The district court identified three factual disputes it said were material to resolving whether the deputies here had the necessary probable cause to justify the use of deadly force—whether Flores saw the weapon or the SUV’s keys in the vehicle as he approached, whether he tried to deploy the taser against the deputies, and what occurred in the moments before the deputies shot Flores. The defendants argued that they were in imminent fear of physical harm at the time of the shooting, but the district court found that an objective police officer would have decided that Flores had surrendered and was no longer resisting—making the use of deadly force unreasonable. The Fifth Circuit agreed, finding that the factual disputes the district court had identified were “material . . . as to whether the officers violated Flores’s Fourth Amendment rights.”
The Fifth Circuit then examined whether the deputies violated clearly established law by shooting Flores under these circumstances. The court quoted Kisela v. Hughes (138 S. Ct. 1148 (2018)), in which the U.S. Supreme Court said that meeting this standard does “not require a case directly on point” but that “existing precedent must have placed the statutory or constitutional question beyond debate.”

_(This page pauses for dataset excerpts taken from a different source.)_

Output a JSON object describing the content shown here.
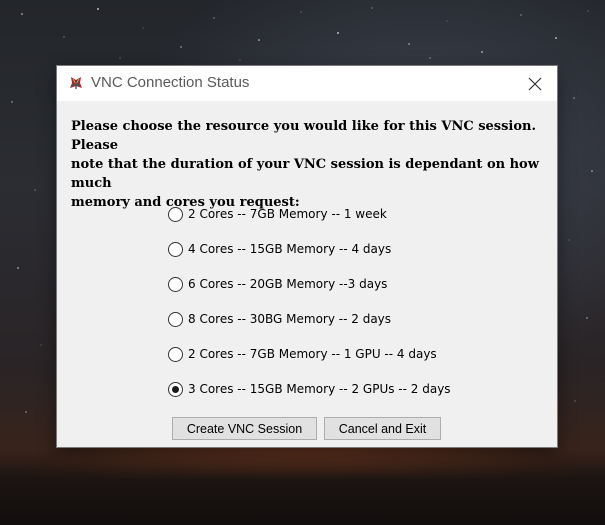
{
  "window": {
    "title": "VNC Connection Status"
  },
  "prompt": {
    "line1": "Please choose the resource you would like for this VNC session. Please",
    "line2": "note that the duration of your VNC session is dependant on how much",
    "line3": "memory and cores you request:"
  },
  "options": [
    {
      "label": "2 Cores -- 7GB Memory -- 1 week",
      "selected": false
    },
    {
      "label": "4 Cores -- 15GB Memory -- 4 days",
      "selected": false
    },
    {
      "label": "6 Cores -- 20GB Memory --3 days",
      "selected": false
    },
    {
      "label": "8 Cores -- 30BG Memory -- 2 days",
      "selected": false
    },
    {
      "label": "2 Cores -- 7GB Memory -- 1 GPU -- 4 days",
      "selected": false
    },
    {
      "label": "3 Cores -- 15GB Memory -- 2 GPUs -- 2 days",
      "selected": true
    }
  ],
  "buttons": {
    "create_label": "Create VNC Session",
    "cancel_label": "Cancel and Exit"
  },
  "icons": {
    "app": "tk-feather-icon",
    "close": "close-icon",
    "radio_selected": "radio-selected",
    "radio_unselected": "radio-unselected"
  },
  "colors": {
    "dialog_bg": "#f0f0f0",
    "titlebar_bg": "#ffffff",
    "button_bg": "#e1e1e1",
    "button_border": "#adadad"
  }
}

The Fifth Circuit concluded that a reasonable officer would have understood and been on notice that “using deadly force on a man holding a knife, but standing nearly thirty feet from the deputies, motionless, and with his hands in the air for several seconds, would violate the Fourth Amendment.” The court rejected the defendants’ argument that they were justified in shooting Flores because he had posed a serious physical threat earlier in their encounter. It concluded that Flores’s earlier conduct could not be used to justify force used later: “To say otherwise, would grant officers an ‘ongoing license to kill an otherwise unthreatening suspect’ who was threatening earlier.” The defendants have filed for en banc reconsideration.
Dallas attorney Matthew Kita, who argued the case before the Fifth Circuit, described a challenge of litigating excessive force cases. “The qualified immunity doctrine, created by judges, responds to concerns that we shouldn’t second-guess cops forced to make split-second decisions in the field. But over time, the ‘clearly established law’ prong of this analysis has been used as an easy way out, with some judges ruling that—although the conduct at issue was unconstitutional—the defendant still is entitled to qualified immunity because no previous case is directly on point with the same fact pattern. The result has been that there’s often little incentive to bring these lawsuits because they’re so difficult to win. But even though these cases involve roadblocks at every stage and defendants with no incentive to settle, we need attorneys prepared to litigate them so that the qualified immunity doctrine continues to be challenged when appropriate.”